Monday, August 13, 2012

The Expendables 2 Review

With Con Air's Simon West taking over the directing reins from Sylvester Stallone, The Expendables 2 is the star-studded, action epic many fans had hoped for with the first film. The plot is simple enough: The titular mercs (Stallone, Jason Statham, Dolph Lundgren, Jet Li, Terry Crews, Randy Couture and new team members Liam Hemsworth and Yu Nan) lose one of their own during a mission overseas.

They then seek bloody retribution against the sinister Jean Vilain (Jean-Claude Van Damme) and his private army, who also just so happen to have access to six tons of weapons-grade plutonium! The Expendables will have to call in some help from fellow, long-in the-tooth badasses -- Trench (Arnold Schwarzenegger), CIA operative Mr. Church (Bruce Willis), and the enigmatic Booker (Chuck Norris) -- to get the job done.

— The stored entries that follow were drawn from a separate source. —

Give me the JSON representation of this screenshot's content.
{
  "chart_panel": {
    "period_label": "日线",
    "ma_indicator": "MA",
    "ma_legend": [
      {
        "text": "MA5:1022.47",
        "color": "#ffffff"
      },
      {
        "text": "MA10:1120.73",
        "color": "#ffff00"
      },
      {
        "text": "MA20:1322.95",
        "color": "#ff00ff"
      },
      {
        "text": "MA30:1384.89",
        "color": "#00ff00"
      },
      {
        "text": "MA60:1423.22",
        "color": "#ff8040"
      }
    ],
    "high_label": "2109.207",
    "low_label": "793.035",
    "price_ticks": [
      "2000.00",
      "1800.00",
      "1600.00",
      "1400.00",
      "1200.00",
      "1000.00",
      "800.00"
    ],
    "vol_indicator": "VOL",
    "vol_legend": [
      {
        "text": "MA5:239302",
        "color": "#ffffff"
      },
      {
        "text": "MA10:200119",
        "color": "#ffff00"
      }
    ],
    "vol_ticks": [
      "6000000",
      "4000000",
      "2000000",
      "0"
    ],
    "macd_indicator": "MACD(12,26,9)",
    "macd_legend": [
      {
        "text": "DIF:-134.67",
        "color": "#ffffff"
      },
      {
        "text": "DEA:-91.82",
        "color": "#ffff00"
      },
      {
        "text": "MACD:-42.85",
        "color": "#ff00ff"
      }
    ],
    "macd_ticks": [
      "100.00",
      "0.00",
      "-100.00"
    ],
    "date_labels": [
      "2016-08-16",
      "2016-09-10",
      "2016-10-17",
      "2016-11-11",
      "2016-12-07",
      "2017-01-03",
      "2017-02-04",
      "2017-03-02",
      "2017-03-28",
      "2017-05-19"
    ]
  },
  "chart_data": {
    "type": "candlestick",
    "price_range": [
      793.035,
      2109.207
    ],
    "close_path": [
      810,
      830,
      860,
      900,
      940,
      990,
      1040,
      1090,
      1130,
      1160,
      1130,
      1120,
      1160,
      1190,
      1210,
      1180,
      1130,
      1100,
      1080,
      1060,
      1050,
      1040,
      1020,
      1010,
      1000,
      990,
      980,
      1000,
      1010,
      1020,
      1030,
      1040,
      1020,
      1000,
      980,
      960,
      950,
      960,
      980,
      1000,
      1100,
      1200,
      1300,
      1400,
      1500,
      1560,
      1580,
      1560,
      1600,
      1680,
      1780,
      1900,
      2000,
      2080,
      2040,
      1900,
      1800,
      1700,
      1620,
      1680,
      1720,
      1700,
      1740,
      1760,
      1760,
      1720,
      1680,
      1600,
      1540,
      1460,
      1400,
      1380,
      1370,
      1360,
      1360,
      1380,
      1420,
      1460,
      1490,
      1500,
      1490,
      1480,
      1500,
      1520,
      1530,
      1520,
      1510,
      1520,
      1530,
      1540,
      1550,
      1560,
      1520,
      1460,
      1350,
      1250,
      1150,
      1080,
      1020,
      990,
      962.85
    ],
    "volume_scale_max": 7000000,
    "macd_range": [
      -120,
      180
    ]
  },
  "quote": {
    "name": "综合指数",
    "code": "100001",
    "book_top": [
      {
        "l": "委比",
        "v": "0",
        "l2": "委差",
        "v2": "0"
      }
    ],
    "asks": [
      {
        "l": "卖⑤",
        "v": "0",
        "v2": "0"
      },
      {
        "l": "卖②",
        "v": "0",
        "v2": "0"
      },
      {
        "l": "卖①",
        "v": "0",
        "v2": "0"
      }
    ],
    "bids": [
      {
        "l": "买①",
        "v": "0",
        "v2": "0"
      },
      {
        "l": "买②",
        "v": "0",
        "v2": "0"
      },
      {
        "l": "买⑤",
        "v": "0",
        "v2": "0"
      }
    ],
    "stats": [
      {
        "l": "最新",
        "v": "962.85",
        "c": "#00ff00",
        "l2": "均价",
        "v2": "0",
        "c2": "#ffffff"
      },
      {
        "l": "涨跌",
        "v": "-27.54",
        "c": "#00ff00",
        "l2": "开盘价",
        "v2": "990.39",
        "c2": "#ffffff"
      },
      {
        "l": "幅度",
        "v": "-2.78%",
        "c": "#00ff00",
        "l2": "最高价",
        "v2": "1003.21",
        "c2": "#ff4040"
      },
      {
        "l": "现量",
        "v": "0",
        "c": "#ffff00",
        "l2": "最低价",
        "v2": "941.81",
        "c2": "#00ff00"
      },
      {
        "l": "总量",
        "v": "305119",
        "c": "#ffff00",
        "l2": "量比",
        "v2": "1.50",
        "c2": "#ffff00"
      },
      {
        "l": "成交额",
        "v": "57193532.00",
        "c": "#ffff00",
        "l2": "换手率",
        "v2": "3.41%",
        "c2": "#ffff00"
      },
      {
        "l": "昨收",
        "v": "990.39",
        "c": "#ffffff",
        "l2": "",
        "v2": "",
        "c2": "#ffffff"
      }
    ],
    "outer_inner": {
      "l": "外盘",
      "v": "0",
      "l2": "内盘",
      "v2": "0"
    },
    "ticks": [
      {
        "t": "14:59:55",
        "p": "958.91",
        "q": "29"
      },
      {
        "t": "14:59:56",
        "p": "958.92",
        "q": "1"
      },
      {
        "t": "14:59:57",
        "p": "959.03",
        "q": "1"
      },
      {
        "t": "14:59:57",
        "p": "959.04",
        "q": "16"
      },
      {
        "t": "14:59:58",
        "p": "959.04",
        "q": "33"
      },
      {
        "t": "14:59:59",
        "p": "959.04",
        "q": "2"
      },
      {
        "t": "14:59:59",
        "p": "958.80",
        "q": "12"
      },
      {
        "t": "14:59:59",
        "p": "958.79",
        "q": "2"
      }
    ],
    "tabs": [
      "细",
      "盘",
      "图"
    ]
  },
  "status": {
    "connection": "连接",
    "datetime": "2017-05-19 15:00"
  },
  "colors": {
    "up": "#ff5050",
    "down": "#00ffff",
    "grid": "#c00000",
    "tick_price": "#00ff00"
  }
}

The action lover's dream team doesn't disappoint in The Expendables 2, a sequel that's bigger, bolder and more badass than the original. This isn’t a great movie in the by-the-book sense, but it's loads of dumb fun and an old-fashioned action flick that works as a nostalgia trip for fans of the muscle-bound shoot ‘em-ups of the ‘80s and ‘90s.

The film’s action is non-stop, from the team’s opening rescue of a kidnapped Chinese billionaire to a climactic airport battle pitting the entire lineup against Van Damme and his henchmen. The much-hyped mano-a-mano brawl between Stallone and Van Damme is as brutally awesome as you’d hope, with the former showcasing his boxing badassery and the latter his still formidable kickboxing skills. Indeed, Van Damme is arguably the best one in the movie. He makes for a wonderfully sleazy bad guy – the film has a villain named Vilain! – and Van Damme really seems to be enjoying himself throughout.

Hemsworth brings some heart and not-too-saccharine nobility to his role as Billy the Kid, the young heir apparent to Sly’s Barney Ross, while Yu Nan holds her own with the testosterone-heavy ensemble. The funniest (and most meta) parts of the movie are the scenes with Norris. The movie has great fun playing on Norris’ now comedy fodder mystique in a role that’s a direct nod to his characters from Lone Wolf McQuade and Good Guys Wear Black. Norris’ character here is a one man army-meets-deus ex machina.

Willis seems to rouse himself from his now-predictable sleepwalking through movies long enough to have a nice, tense scene with Stallone early on, and it’s an undeniable hoot to see him and Arnold in action together (especially their funny Smart Car gag). That said, their jokey nods to their most famous movie lines are groaners that fall flat.

Surprisingly, Schwarzenegger is pretty rusty here; his comedic timing is off and he seems like he needed a few more takes to be more like his old onscreen self after so many years away from movies. Lundgren gets a few moments to shine here, with the movie managing to work in a few nods to his impressive academic background, and Statham has a few thrilling knife fight scenes.

As said earlier, The Expendables 2 isn’t a great movie by any stretch – there are some dramatic scenes that play as unintentionally funny, the characters are all paper-thin, and Stallone’s delivery makes Bane sound positively eloquent – but you’d have to be a real tightass to not enjoy seeing Sly, Arnold and Bruce finally kicking ass together on the silver screen. The Expendables 2 certainly ends this summer movie season with a helluva bang.